On a Tuesday midafternoon, people were lined up at The BBQ’s counter, placing their orders. At first glance, we were surprised that so many diners had a yen for barbecue fare after the usual lunch hour.

One bite of our pit-beef sandwich and hickory-smoked chicken, and we knew why. Owners Maurice Bradford Sr. and his son, Marcus Bradford, have brought a delicious taste of the South and added a friendly facade to a bleak block in Baltimore’s Harwood neighborhood.

The family was familiar with the area after operating Max Supply LLC, a lighting company, on Greenmount Avenue for several years. When Maurice Bradford was planning to semi-retire, he decided to pursue his dream of opening a barbecue place, locating it next door to the business.

The easygoing spot, which opened in late May, has a cheery staff and offers tables inside and out. We settled in, enjoying the camaraderie of the other customers, who didn’t mind telling us how much they liked the food.

With its terrific slow-cooked meats and side dishes, The BBQ is a welcome addition to Baltimore’s growing number of barbecue joints.

SCENE & DECOR The eatery projects a hospitable vibe as you approach the front door, with potted greenery and sidewalk tables. Once inside, inhale the enticing barbecue aroma and listen to the cooks engage in lively banter in the open kitchen. A stack of wood hugging one side of the tidy, brick-walled dining room announces the restaurant’s intentions. The space also has several colorful chalkboards with cute line drawings of items like a pig and a slab of ribs. (Maurice Bradford Jr., another family member, who graduated from the Maryland Institute College of Art and lives in Florida, designed the restaurant’s graphics, menu and signage.) The biggest challenge for us was finding one of the scarce menus before we had to place our order.

APPETIZERSNot applicable

ENTREES Like any respectable Baltimorean, we chose the city’s iconic pit-beef sandwich ($6.49). The BBQ’s was a worthy rendition. The meat was tender and juicy. Some diners may quibble about the heavy dose of tangy barbecue sauce on it, but you can ask for unadorned beef if you’d like. There is also a condiment area with horseradish, mayo and other fixings to doctor the sandwich. A side of warm macaroni and cheese ($2.55) was comforting and good. We feasted on a quarter of chicken ($7.50), featuring a plump thigh and leg. We chose the “wet” version, with barbecue sauce, and were happy with the messy result. The dish comes with two sides. The baked beans were flavorful but had an overwhelming ratio of liquid to beans. The crunchy cole slaw was freshly made and enjoyable. We’re looking forward to trying the smoked ribs ($9.99 for a half slab plus other choices) on another visit. They’re served wet or dry. If you like cornbread with your meal, it’s extra (95 cents).

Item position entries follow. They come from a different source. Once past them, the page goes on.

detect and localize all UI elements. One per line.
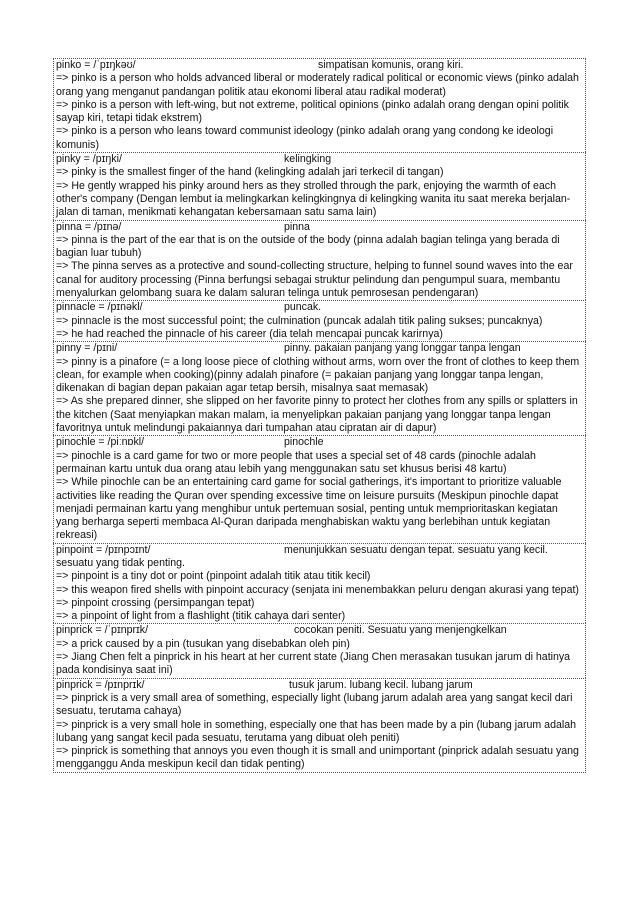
entry-line: => As she prepared dinner, she slipped on her favorite pinny to protect her clothes from any spills or splatters in the kitchen (Saat menyiapkan makan malam, ia menyelipkan pakaian panjang yang longgar tanpa lengan favoritnya untuk melindungi pakaiannya dari tumpahan atau cipratan air di dapur) — [56, 395, 578, 435]
entry-line: => pinpoint crossing (persimpangan tepat) — [56, 596, 255, 609]
entry-header — [56, 544, 583, 557]
entry-line: => pinpoint is a tiny dot or point (pinpoint adalah titik atau titik kecil) — [56, 570, 371, 583]
entry-line: => He gently wrapped his pinky around hers as they strolled through the park, enjoying the warmth of each other's company (Dengan lembut ia melingkarkan kelingkingnya di kelingking wanita itu saat mereka berjalan-jalan di taman, menikmati kehangatan kebersamaan satu sama lain) — [56, 179, 571, 219]
entry-header — [56, 59, 583, 72]
entry-line: => pinky is the smallest finger of the hand (kelingking adalah jari terkecil di tangan) — [56, 166, 444, 179]
entry-gloss: pinny. pakaian panjang yang longgar tanpa lengan — [284, 342, 521, 355]
entry-term: pinnacle = /pɪnəkl/ — [56, 301, 143, 314]
entry-line: => Jiang Chen felt a pinprick in his heart at her current state (Jiang Chen merasakan tusukan jarum di hatinya pada kondisinya saat ini) — [56, 651, 571, 677]
entry-line: => pinny is a pinafore (= a long loose piece of clothing without arms, worn over the front of clothes to keep them clean, for example when cooking)(pinny adalah pinafore (= pakaian panjang yang longgar tanpa lengan, dikenakan di bagian depan pakaian agar tetap bersih, misalnya saat memasak) — [56, 355, 580, 395]
entry-header — [56, 301, 583, 314]
entry-gloss: pinna — [284, 220, 310, 233]
entry-gloss: cocokan peniti. Sesuatu yang menjengkelkan — [294, 624, 507, 637]
entry-line: => a pinpoint of light from a flashlight (titik cahaya dari senter) — [56, 610, 346, 623]
entry-gloss: kelingking — [284, 153, 332, 166]
entry-line: => pinochle is a card game for two or more people that uses a special set of 48 cards (pinochle adalah permainan kartu untuk dua orang atau lebih yang menggunakan satu set khusus berisi 48 kartu) — [56, 449, 536, 475]
entry-header — [56, 679, 583, 692]
entry-term: pinprick = /pɪnprɪk/ — [56, 678, 145, 691]
entry-line: => pinprick is a very small hole in something, especially one that has been made by a pin (lubang jarum adalah lubang yang sangat kecil pada sesuatu, terutama yang dibuat oleh peniti) — [56, 718, 576, 744]
entry-line: => The pinna serves as a protective and sound-collecting structure, helping to funnel sound waves into the ear canal for auditory processing (Pinna berfungsi sebagai struktur pelindung dan pengumpul suara, membantu menyalurkan gelombang suara ke dalam saluran telinga untuk pemrosesan pendengaran) — [56, 260, 573, 300]
dictionary-entry — [53, 678, 586, 773]
entry-term: pinpoint = /pɪnpɔɪnt/ — [56, 543, 151, 556]
entry-line: => pinna is the part of the ear that is on the outside of the body (pinna adalah bagian telinga yang berada di bagian luar tubuh) — [56, 233, 560, 260]
entry-header — [56, 624, 583, 637]
entry-term: pinko = /ˈpɪŋkəʊ/ — [56, 59, 136, 71]
dictionary-entry — [53, 623, 586, 677]
dictionary-entry — [53, 58, 586, 152]
dictionary-page — [53, 58, 586, 773]
entry-line: => pinko is a person with left-wing, but not extreme, political opinions (pinko adalah orang dengan opini politik sayap kiri, tetapi tidak ekstrem) — [56, 98, 569, 125]
entry-line: => he had reached the pinnacle of his career (dia telah mencapai puncak karirnya) — [56, 327, 443, 340]
dictionary-entry — [53, 220, 586, 301]
entry-header — [56, 342, 583, 355]
entry-line: => pinko is a person who leans toward communist ideology (pinko adalah orang yang condong ke ideologi komunis) — [56, 125, 554, 151]
entry-term: pinky = /pɪŋki/ — [56, 153, 122, 166]
entry-term: pinny = /pɪni/ — [56, 342, 118, 355]
entry-gloss: menunjukkan sesuatu dengan tepat. sesuatu yang kecil. — [284, 543, 548, 556]
entry-line: sesuatu yang tidak penting. — [56, 556, 185, 569]
entry-line: => pinko is a person who holds advanced liberal or moderately radical political or economic views (pinko adalah orang yang menganut pandangan politik atau ekonomi liberal atau radikal moderat) — [56, 72, 579, 98]
dictionary-entry — [53, 300, 586, 341]
entry-gloss: simpatisan komunis, orang kiri. — [318, 59, 464, 71]
entry-term: pinochle = /piːnɒkl/ — [56, 436, 145, 449]
entry-line: => pinprick is something that annoys you even though it is small and unimportant (pinprick adalah sesuatu yang mengganggu Anda meskipun kecil dan tidak penting) — [56, 745, 579, 771]
dictionary-entry — [53, 341, 586, 435]
entry-gloss: tusuk jarum. lubang kecil. lubang jarum — [289, 678, 473, 691]
entry-header — [56, 153, 583, 166]
entry-gloss: puncak. — [284, 301, 322, 314]
entry-line: => While pinochle can be an entertaining card game for social gatherings, it's important to prioritize valuable activities like reading the Quran over spending excessive time on leisure pursuits (Meskipun pinochle dapat menjadi permainan kartu yang menghibur untuk pertemuan sosial, penting untuk memprioritaskan kegiatan yang berharga seperti membaca Al-Quran daripada menghabiskan waktu yang berlebihan untuk kegiatan rekreasi) — [56, 476, 562, 542]
entry-header — [56, 436, 583, 449]
entry-gloss: pinochle — [284, 436, 324, 449]
dictionary-entry — [53, 543, 586, 624]
dictionary-entry — [53, 435, 586, 542]
entry-term: pinna = /pɪnə/ — [56, 220, 122, 233]
entry-line: => a prick caused by a pin (tusukan yang disebabkan oleh pin) — [56, 637, 350, 650]
entry-line: => this weapon fired shells with pinpoint accuracy (senjata ini menembakkan peluru dengan akurasi yang tepat) — [56, 583, 579, 596]
entry-line: => pinprick is a very small area of something, especially light (lubang jarum adalah area yang sangat kecil dari sesuatu, terutama cahaya) — [56, 691, 573, 718]
entry-header — [56, 221, 583, 234]
entry-line: => pinnacle is the most successful point; the culmination (puncak adalah titik paling sukses; puncaknya) — [56, 314, 543, 327]
dictionary-entry — [53, 152, 586, 219]
entry-term: pinprick = /ˈpɪnprɪk/ — [56, 624, 149, 637]
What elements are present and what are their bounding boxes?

DRINKSYou’ll find the usual array of fountain sodas (medium, $1.89). The half and half (lemonade and iced tea, $2) isn’t listed on the menu. You have to ask for it at the counter. If you’re a sweet-tea fan, you’ll love it. Me? Not so much.

SERVICEThe pleasant staff at the cash registers keeps customers moving without making them feel rushed. You retrieve your food at the counter when your number is called.

DESSERT There were two desserts listed on the menu when we were there. The kitchen was out of the pound cake, but the peach cobbler ($3.75), served warm in a cup, was available. The dough was mushy, but the peaches tasted fresh.